O cenário que sempre me vem à cabeça nesses momentos são as noites na esquina da minha rua, onde tínhamos uma trave desenhada com riscos de tijolos na parede de um galpão que já veio a desmoronar, paralelepípedos que serviam de banco para trocarmos as boas ideias, bicicletas escoradas em seus descansos (macacos), chinelos rigorosamente enfileirados, outros servindo de traves e muita, muita terra e poeira. 

Nesse cenário se reunia a turma inteira: crianças desnudas, jovens desocupados, outros a tramar planos mirabolantes para demorar um pouco mais naquele lugar sem que a mãe gritasse de longe chamando-os para casa, todas as faixas etárias eram bem vindas, mas os “grandes” é quem mandava, era uma espécie de código ou lei.

Tudo quanto era jogo acontecia ali, 7 pecados, cemitério (queimada), bandeira, 31, futebol, pião, até pipa se soltava a noite. Todavia tinha um que era muito disputado entre os “grandes”, o famoso jogo de bila. Expressões como: “deu palmo?!, Tudo por dois, fonô, estica! Miou!” eram muito comuns todas as noites.
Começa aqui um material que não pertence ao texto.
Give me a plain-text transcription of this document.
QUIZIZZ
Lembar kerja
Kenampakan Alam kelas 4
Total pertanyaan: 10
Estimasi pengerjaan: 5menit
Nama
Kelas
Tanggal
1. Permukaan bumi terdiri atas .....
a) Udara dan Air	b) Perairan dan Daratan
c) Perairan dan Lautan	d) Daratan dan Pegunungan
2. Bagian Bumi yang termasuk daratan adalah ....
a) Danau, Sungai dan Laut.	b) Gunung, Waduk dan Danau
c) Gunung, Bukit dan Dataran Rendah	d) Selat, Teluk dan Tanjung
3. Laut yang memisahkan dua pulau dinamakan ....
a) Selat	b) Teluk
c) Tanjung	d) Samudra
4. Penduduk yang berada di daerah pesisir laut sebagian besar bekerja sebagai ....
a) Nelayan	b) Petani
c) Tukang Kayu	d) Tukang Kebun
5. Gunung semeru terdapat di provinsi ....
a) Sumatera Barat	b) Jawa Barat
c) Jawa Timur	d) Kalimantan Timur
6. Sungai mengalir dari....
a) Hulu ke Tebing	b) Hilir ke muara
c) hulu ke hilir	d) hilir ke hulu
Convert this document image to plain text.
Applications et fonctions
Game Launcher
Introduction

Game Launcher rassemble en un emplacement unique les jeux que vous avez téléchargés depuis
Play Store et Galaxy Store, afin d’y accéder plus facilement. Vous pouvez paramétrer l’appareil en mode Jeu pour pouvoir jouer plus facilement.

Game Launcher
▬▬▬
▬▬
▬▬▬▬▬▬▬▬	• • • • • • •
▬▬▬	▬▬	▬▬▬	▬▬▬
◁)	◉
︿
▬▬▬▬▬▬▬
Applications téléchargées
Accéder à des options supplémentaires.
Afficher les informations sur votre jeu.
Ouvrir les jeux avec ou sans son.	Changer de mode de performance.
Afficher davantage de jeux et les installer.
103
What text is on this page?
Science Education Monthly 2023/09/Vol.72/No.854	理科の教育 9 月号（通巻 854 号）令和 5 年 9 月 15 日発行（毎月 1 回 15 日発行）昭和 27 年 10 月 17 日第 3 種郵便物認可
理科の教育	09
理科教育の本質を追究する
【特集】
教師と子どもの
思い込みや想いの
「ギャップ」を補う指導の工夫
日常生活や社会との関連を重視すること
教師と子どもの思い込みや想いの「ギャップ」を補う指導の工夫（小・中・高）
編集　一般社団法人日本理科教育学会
Eu acompanhava tudo, pois tinha para mim uma grande inspiração que era meu irmão, cabra ponteiro, certeiro, se enchia de bilas todas as noites, mas nunca compartilhava comigo e eu não podia participar por alguns motivos, como: eu era café com leite e lá era jogo de grandes, sendo assim eu nem ousava, ou mesmo, não tinha bilas suficientes para entrar naquelas disputas que meu irmão sempre se dava bem, e até, eu nunca fui bom de mira, o desastre seria certo. Mas o primeiro motivo me dava uma boa vantagem, eu era café com leite, e de certa forma era muito bom ser café com leite.

Certo dia consegui 0,20 centavos e corri no comércio do bairro vizinho para comprar bilas, queria jogar, ser ponteiro igual meu irmão. Comprei 6 bilas e corri para a velha esquina. Pensava eu: “sou café com leite, não vou perder”, o grande problema é que não existia café com leite entre eles, resultado final, perdi minhas 6 bilas e de quebra abri aquele berreiro em choro.

Os grandes não estavam nem aí, meu irmão muito menos.

Corri para casa para reclamar com a mãe, ela teria com certeza a solução. De longe mesmo ela soltou o grito “Ele é pequeno, é café com leite, devolve já!”.

Que alívio, os grandes tiveram que devolver minhas preciosas bilas, pois havia uma espécie de corte marcial que eu esqueci de dizer, as mães. Elas é que tinham a maior autoridade, inclusive de acabar com os rachas, jogos, brincadeiras, devolver os brinquedos perdidos e até mesmo de colocar os grandes mandões para dentro e encerrar aquela noite, pelo menos até a noite seguinte.

Hoje, na maioridade, cheio de responsabilidades, compromissos e correrias tudo que queria era voltar a ser café com leite, nem que fosse pelo menos de vez em quando, como era bom!